I kinda do write HTML I started using astro js to split my apps into components, it supports running arbitrary js at compile time that finally outputs static HTML which is exactly what I want
@@TechBuddy_ Astro does look nice, though I haven't tried it. But you still do use components, right? Because I got the implication that people don't split into components when they write HTML. I used a bit of PHP for a school project and I did make components basically, more like, I wish I made way more components than I did.

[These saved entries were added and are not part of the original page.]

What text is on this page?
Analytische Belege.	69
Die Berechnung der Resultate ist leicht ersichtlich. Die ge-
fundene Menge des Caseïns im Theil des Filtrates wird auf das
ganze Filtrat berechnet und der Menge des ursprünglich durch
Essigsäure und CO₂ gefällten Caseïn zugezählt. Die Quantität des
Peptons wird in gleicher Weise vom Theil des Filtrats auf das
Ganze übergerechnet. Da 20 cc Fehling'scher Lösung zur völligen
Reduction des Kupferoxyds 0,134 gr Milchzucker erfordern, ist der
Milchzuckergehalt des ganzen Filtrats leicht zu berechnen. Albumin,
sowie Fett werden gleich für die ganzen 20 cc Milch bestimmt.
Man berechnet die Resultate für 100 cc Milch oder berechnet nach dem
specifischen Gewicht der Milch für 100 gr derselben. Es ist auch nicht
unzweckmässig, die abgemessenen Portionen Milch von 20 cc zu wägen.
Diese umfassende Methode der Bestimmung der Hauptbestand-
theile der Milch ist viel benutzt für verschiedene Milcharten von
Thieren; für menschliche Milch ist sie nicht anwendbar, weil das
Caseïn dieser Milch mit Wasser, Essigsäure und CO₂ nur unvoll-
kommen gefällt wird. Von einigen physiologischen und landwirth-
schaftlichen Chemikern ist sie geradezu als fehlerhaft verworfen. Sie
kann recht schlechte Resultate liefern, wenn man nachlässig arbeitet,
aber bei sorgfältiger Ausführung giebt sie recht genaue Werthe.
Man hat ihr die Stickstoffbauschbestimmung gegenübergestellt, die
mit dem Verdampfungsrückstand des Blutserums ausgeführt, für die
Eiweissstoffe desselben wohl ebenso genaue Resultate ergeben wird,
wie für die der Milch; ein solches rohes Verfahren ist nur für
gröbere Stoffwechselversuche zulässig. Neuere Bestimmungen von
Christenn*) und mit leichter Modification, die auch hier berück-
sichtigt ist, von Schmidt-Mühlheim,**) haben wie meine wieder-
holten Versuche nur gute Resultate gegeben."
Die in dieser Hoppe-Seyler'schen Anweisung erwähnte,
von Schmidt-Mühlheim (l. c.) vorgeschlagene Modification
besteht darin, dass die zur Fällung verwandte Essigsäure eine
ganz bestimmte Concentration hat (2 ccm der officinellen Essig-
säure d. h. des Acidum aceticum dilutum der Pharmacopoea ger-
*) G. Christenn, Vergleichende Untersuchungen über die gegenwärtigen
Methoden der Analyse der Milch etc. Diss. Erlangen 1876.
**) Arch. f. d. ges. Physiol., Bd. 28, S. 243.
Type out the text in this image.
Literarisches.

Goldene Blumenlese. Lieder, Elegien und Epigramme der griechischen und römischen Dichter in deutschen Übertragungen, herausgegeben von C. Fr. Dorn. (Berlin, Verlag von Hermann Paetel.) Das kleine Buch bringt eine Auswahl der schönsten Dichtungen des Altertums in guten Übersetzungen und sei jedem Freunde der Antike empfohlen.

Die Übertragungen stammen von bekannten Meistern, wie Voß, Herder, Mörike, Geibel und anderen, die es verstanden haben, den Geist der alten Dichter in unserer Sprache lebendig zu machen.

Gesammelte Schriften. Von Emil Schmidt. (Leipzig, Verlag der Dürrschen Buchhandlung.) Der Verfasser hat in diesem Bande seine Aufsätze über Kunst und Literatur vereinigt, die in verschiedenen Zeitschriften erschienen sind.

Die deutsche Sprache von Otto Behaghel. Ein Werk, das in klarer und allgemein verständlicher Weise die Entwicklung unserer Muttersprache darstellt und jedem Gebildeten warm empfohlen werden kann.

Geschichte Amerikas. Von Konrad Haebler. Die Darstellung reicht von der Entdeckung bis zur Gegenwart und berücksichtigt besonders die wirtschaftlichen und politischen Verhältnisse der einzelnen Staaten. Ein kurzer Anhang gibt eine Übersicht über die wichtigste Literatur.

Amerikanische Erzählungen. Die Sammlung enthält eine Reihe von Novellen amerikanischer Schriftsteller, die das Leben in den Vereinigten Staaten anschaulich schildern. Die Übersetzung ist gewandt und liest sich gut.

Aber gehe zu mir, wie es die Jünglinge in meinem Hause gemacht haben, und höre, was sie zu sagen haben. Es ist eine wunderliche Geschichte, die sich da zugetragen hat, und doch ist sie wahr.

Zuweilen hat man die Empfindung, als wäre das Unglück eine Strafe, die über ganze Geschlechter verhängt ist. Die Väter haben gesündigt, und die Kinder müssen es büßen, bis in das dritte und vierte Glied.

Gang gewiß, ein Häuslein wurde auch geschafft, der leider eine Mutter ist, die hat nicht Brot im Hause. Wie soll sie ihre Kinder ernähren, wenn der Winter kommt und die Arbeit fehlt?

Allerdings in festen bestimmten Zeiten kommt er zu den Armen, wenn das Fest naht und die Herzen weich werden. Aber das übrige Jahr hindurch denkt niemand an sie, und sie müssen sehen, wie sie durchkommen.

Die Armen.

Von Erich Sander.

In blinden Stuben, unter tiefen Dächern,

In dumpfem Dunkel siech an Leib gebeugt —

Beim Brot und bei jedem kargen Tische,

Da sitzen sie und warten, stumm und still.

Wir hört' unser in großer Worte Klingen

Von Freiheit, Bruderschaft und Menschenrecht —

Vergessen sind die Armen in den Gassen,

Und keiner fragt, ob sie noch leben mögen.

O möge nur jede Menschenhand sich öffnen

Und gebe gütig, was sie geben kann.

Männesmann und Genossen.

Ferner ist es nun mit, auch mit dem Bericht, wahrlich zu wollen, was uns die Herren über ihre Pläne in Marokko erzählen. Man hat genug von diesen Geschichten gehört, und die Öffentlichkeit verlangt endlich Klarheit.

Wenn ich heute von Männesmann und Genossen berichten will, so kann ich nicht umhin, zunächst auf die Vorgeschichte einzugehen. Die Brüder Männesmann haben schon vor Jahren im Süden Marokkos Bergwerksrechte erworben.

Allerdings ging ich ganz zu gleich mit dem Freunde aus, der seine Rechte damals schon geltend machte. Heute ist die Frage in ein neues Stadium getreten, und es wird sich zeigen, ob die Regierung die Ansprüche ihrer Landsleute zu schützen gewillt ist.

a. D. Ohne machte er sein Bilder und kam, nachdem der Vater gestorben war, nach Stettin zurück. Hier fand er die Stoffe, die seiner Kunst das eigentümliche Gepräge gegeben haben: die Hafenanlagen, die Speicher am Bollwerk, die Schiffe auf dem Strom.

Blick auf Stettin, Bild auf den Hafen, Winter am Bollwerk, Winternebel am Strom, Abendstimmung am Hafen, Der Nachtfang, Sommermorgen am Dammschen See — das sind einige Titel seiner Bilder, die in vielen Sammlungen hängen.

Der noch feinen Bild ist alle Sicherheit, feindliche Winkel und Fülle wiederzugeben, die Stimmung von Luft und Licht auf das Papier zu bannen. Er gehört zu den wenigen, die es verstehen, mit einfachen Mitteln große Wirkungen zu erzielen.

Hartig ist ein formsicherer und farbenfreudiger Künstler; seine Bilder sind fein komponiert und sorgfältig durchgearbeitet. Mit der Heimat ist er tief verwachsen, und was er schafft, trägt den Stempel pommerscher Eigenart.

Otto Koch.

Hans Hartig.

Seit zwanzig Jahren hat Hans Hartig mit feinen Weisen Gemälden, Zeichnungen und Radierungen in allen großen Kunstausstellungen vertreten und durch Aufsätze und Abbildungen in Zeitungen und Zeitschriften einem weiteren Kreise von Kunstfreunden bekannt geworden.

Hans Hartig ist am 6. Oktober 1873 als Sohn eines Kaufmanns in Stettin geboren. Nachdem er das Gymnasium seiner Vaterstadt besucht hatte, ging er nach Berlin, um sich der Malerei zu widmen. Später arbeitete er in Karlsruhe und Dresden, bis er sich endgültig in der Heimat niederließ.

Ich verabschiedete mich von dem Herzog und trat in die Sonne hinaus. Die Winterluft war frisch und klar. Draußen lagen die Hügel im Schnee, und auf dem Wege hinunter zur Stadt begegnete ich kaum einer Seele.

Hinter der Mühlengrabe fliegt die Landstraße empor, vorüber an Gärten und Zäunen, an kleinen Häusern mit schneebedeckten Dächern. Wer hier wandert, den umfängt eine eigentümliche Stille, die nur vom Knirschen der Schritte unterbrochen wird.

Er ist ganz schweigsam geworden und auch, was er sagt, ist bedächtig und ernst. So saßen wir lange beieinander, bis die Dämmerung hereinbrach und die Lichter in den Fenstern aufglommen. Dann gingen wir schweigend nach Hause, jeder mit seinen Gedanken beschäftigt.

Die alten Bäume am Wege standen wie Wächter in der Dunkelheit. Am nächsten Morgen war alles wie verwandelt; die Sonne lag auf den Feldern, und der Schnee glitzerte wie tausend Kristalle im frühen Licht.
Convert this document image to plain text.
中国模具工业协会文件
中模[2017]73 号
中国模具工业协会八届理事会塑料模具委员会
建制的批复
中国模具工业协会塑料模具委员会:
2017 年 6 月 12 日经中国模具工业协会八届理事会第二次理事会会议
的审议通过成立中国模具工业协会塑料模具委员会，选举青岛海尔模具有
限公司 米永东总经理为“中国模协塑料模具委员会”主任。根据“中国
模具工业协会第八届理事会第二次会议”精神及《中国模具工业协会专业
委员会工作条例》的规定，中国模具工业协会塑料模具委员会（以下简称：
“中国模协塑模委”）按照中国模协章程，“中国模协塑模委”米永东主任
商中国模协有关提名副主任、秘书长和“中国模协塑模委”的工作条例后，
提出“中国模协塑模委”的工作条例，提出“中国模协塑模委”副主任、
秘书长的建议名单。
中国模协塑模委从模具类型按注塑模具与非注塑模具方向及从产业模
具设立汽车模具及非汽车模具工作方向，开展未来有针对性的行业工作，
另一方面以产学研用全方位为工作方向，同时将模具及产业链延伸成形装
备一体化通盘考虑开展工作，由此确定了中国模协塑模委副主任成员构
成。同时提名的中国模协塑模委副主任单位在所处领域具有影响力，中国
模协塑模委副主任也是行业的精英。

@@theodorealenas3171 People write HTML but anyone doing anything other than a simple landing page use a framework like astro or something like next for more complicated ones. If you are not a fan of JavaScript we have php or any other templating language like pug, nunjucks etc
@@TechBuddy_ fun fact I tried making one on my own, which did simple file substitutions where there were HTML comments, and it was recursive. That was fun but extremely stupid. I don't really have something against JavaScript (yet)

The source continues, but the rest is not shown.